Because people will purchase different quantities of a good or service at different prices, economists must be careful when speaking of the “demand” for something. They have therefore developed some specific terms for expressing the general concept of demand.
The quantity demanded of a good or service is the quantity buyers are willing and able to buy at a particular price during a particular period, all other things unchanged. (As we learned, we can substitute the Latin phrase “ceteris paribus” for “all other things unchanged.”) Suppose, for example, that 100,000 movie tickets are sold each month in a particular town at a price of $8 per ticket. That quantity—100,000—is the quantity of movie admissions demanded per month at a price of $8. If the price were $12, we would expect the quantity demanded to be less. If it were $4, we would expect the quantity demanded to be greater. The quantity demanded at each price would be different if other things that might affect it, such as the population of the town, were to change. That is why we add the qualifier that other things have not changed to the definition of quantity demanded.
A demand schedule is a table that shows the quantities of a good or service demanded at different prices during a particular period, all other things unchanged. To introduce the concept of a demand schedule, let us consider the demand for coffee in the United States. We will ignore differences among types of coffee beans and roasts, and speak simply of coffee. The table in Figure 3.1 shows quantities of coffee that will be demanded each month at prices ranging from $9 to $4 per pound; the table is a demand schedule. We see that the higher the price, the lower the quantity demanded.

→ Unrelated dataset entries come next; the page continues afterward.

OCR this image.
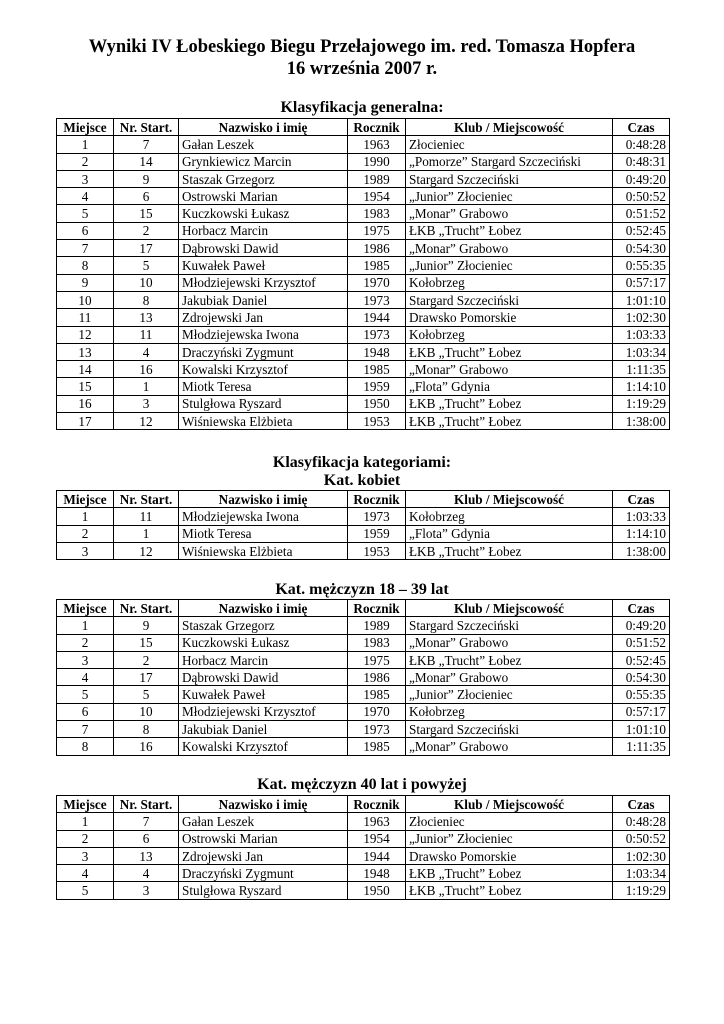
Wyniki IV Łobeskiego Biegu Przełajowego im. red. Tomasza Hopfera
16 września 2007 r.
Klasyfikacja generalna:
Miejsce	Nr. Start.	Nazwisko i imię	Rocznik	Klub / Miejscowość	Czas
1	7	Gałan Leszek	1963	Złocieniec	0:48:28
2	14	Grynkiewicz Marcin	1990	„Pomorze” Stargard Szczeciński	0:48:31
3	9	Staszak Grzegorz	1989	Stargard Szczeciński	0:49:20
4	6	Ostrowski Marian	1954	„Junior” Złocieniec	0:50:52
5	15	Kuczkowski Łukasz	1983	„Monar” Grabowo	0:51:52
6	2	Horbacz Marcin	1975	ŁKB „Trucht” Łobez	0:52:45
7	17	Dąbrowski Dawid	1986	„Monar” Grabowo	0:54:30
8	5	Kuwałek Paweł	1985	„Junior” Złocieniec	0:55:35
9	10	Młodziejewski Krzysztof	1970	Kołobrzeg	0:57:17
10	8	Jakubiak Daniel	1973	Stargard Szczeciński	1:01:10
11	13	Zdrojewski Jan	1944	Drawsko Pomorskie	1:02:30
12	11	Młodziejewska Iwona	1973	Kołobrzeg	1:03:33
13	4	Draczyński Zygmunt	1948	ŁKB „Trucht” Łobez	1:03:34
14	16	Kowalski Krzysztof	1985	„Monar” Grabowo	1:11:35
15	1	Miotk Teresa	1959	„Flota” Gdynia	1:14:10
16	3	Stulgłowa Ryszard	1950	ŁKB „Trucht” Łobez	1:19:29
17	12	Wiśniewska Elżbieta	1953	ŁKB „Trucht” Łobez	1:38:00
Klasyfikacja kategoriami:
Kat. kobiet
Miejsce	Nr. Start.	Nazwisko i imię	Rocznik	Klub / Miejscowość	Czas
1	11	Młodziejewska Iwona	1973	Kołobrzeg	1:03:33
2	1	Miotk Teresa	1959	„Flota” Gdynia	1:14:10
3	12	Wiśniewska Elżbieta	1953	ŁKB „Trucht” Łobez	1:38:00
Kat. mężczyzn 18 – 39 lat
Miejsce	Nr. Start.	Nazwisko i imię	Rocznik	Klub / Miejscowość	Czas
1	9	Staszak Grzegorz	1989	Stargard Szczeciński	0:49:20
2	15	Kuczkowski Łukasz	1983	„Monar” Grabowo	0:51:52
3	2	Horbacz Marcin	1975	ŁKB „Trucht” Łobez	0:52:45
4	17	Dąbrowski Dawid	1986	„Monar” Grabowo	0:54:30
5	5	Kuwałek Paweł	1985	„Junior” Złocieniec	0:55:35
6	10	Młodziejewski Krzysztof	1970	Kołobrzeg	0:57:17
7	8	Jakubiak Daniel	1973	Stargard Szczeciński	1:01:10
8	16	Kowalski Krzysztof	1985	„Monar” Grabowo	1:11:35
Kat. mężczyzn 40 lat i powyżej
Miejsce	Nr. Start.	Nazwisko i imię	Rocznik	Klub / Miejscowość	Czas
1	7	Gałan Leszek	1963	Złocieniec	0:48:28
2	6	Ostrowski Marian	1954	„Junior” Złocieniec	0:50:52
3	13	Zdrojewski Jan	1944	Drawsko Pomorskie	1:02:30
4	4	Draczyński Zygmunt	1948	ŁKB „Trucht” Łobez	1:03:34
5	3	Stulgłowa Ryszard	1950	ŁKB „Trucht” Łobez	1:19:29
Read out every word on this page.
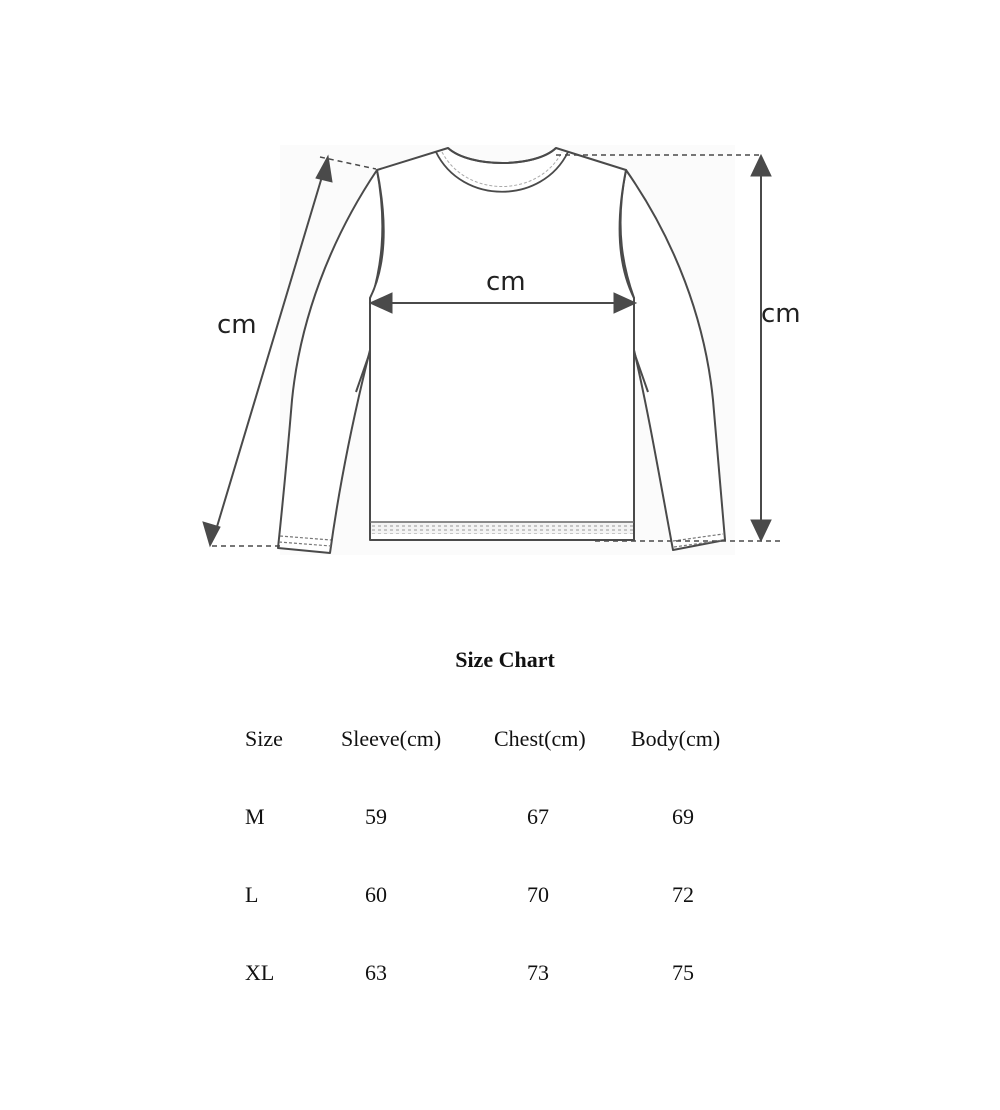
cm
cm
cm
Size Chart
Size	Sleeve(cm) Chest(cm) Body(cm)
M	59	67	69
L	60	70	72
XL	63	73	75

The table is a demand schedule; it shows quantities of coffee demanded per month in the United States at particular prices, all other things unchanged. These data are then plotted on the demand curve. At point A on the curve, 25 million pounds of coffee per month are demanded at a price of $6 per pound. At point B, 30 million pounds of coffee per month are demanded at a price of $5 per pound.
The information given in a demand schedule can be presented with a demand curve, which is a graphical representation of a demand schedule. A demand curve thus shows the relationship between the price and quantity demanded of a good or service during a particular period, all other things unchanged. The demand curve in Figure 3.1 shows the prices and quantities of coffee demanded that are given in the demand schedule. At point A, for example, we see that 25 million pounds of coffee per month are demanded at a price of $6 per pound. By convention, economists graph price on the vertical axis and quantity on the horizontal axis.
Price alone does not determine the quantity of coffee or any other good that people buy. To isolate the effect of changes in price on the quantity of a good or service demanded, however, we show the quantity demanded at each price, assuming that those other variables remain unchanged. We do the same thing in drawing a graph of the relationship between any two variables; we assume that the values of other variables that may affect the variables shown in the graph (such as income or population) remain unchanged for the period under consideration.
A change in price, with no change in any of the other variables that affect demand, results in a movement along the demand curve. For example, if the price of coffee falls from $6 to $5 per pound, consumption rises from 25 million pounds to 30 million pounds per month. That is a movement from point A to point B along the demand curve in Figure 3.1. A movement along a demand curve that results from a change in price is called a change in quantity demanded. Note that a change in quantity demanded is not a change or shift in the demand curve; it is a movement along the demand curve.
The negative slope of the demand curve in Figure 3.1 suggests a key behavioral relationship of economics. All other things unchanged, the law of demand holds that, for virtually all goods and services, a higher price leads to a reduction in quantity demanded and a lower price leads to an increase in quantity demanded.
The law of demand is called a law because the results of countless studies are consistent with it. Undoubtedly, you have observed one manifestation of the law. When a store finds itself with an overstock of some item, such as running shoes or tomatoes, and needs to sell these items quickly, what does it do? It typically has a sale, expecting that a lower price will increase the quantity demanded. In general, we expect the law of demand to hold. Given the values of other variables that influence demand, a higher price reduces the quantity demanded. A lower price increases the quantity demanded. Demand curves, in short, slope downward.